With that being said, lets now look at the smaller details when it comes to squatting. We have lower body flexion, extension, external rotation, and upper body contraction. We are doing these things to transfer force from the ground to the bar.
"Wait, did you say external rotation?”
Following our very basic strength principles, we want to recruit and activate as much muscle as possible to move an external load, as well as stabilize it. The mechanics of external rotation have been lost when coaching the squat and it is beginning to show with the rising popularity of performing a squat. From bodybuilders to powerlifters to Instagram hall-of-famers, everyone seems to have adopted fascination with performing squats. While I support the new-found appreciation of squatting, it pains me to see that MOST people are lacking external rotation.
The Basics of External Rotation: The What/How/Why/and Whens:
What is external rotation?
External rotation, defined, is the process of turning outward or away from the midline of the body. There are only a few limbs on our body that can do this and two main ones are the arm and the leg due to the ball and socket joint of the shoulder and hip.
How do I externally rotate?
This movement will take place at the ball and socket joint of the hip for application of teaching the squat. Several muscles are required to be activated for this to happen with a lot of people being left in the dark since they do not understand how to activate particular muscles by themselves (proprioception). The analogy we use at NBS Fitness is to have your feet planted solid on the ground and pretend your leg is a screw driver by twisting your feet outwardly into the ground without allowing your feet to slide. When this happens, you should see your knees and the rest of the leg “twist out.”
Why twist out?
We have many bony landmarks on our femurs. If we do not externally rotate, we are unable to move these bony landmarks out of the way of contracted muscles. Furthermore, we are jamming our femur into our hip joint which decreases our range of motion. More muscle recruitment allows for more stability and a larger load to be moved. If we do not externally rotate, we fail to activate the whole lateral side of muscles (outside, away from the middle of our body) which then decreases the amount of muscle recruited for the movement and decrease the stability we have while under load. Since this load is present the second we stand up on a squat, you better get your ass turned on (literally) and externally rotate even before you lift it out of the rack. This rotation should be done the ENTIRE movement of the squat when descending and ascending.

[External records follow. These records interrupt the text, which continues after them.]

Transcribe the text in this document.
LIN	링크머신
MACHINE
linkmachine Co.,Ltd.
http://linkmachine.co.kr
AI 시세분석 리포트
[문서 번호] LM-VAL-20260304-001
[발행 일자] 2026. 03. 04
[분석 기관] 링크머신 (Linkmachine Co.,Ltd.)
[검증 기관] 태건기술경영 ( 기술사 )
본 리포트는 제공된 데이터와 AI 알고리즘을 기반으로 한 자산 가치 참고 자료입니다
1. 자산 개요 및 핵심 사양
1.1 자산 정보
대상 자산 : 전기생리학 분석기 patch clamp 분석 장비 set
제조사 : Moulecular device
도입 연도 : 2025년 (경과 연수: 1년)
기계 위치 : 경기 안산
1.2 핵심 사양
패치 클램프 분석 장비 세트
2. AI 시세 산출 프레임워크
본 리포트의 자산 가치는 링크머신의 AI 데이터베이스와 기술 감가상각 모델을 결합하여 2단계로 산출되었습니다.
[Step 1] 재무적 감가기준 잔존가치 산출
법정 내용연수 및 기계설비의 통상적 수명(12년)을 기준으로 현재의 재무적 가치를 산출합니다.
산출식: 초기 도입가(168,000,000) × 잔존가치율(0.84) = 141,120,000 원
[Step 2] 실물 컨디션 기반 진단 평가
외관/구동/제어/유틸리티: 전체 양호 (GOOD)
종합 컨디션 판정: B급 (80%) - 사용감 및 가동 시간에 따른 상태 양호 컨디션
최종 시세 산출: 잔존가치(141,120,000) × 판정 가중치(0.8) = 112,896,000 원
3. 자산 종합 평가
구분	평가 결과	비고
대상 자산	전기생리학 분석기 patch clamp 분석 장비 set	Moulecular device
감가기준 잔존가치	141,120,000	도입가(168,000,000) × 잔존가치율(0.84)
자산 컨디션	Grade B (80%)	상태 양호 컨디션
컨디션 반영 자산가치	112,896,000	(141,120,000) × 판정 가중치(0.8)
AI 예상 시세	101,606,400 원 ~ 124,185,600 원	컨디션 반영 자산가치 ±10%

One final thing I’d like to touch on is the commonly misinterpreted cue of, “knees out.” You hear this cue being yelled out all the time, sometimes during squats that actually look pretty damn good. Then you have people yelling nothing when someone is squatting and their knees collapsed in so far the could touch each other. The "knees out" cue is another way to say externally rotate. When you “screw drive” your feet into the ground, take notice at what happens to your knee — it should twist out. That is the golden ticket right there, which has evolved (or devolved) into a cue of knees out. Many people hear this and just bend their knees outward over their feet cause them to roll the foot. This is not external rotation and in turn makes a lifter squat much more inefficiently.
So, let's go against the grain of the failing fitness industry and focus on the people who need help: We can start by taking them back to the basics and sweating the small stuff that gets lost in translation — like external rotation.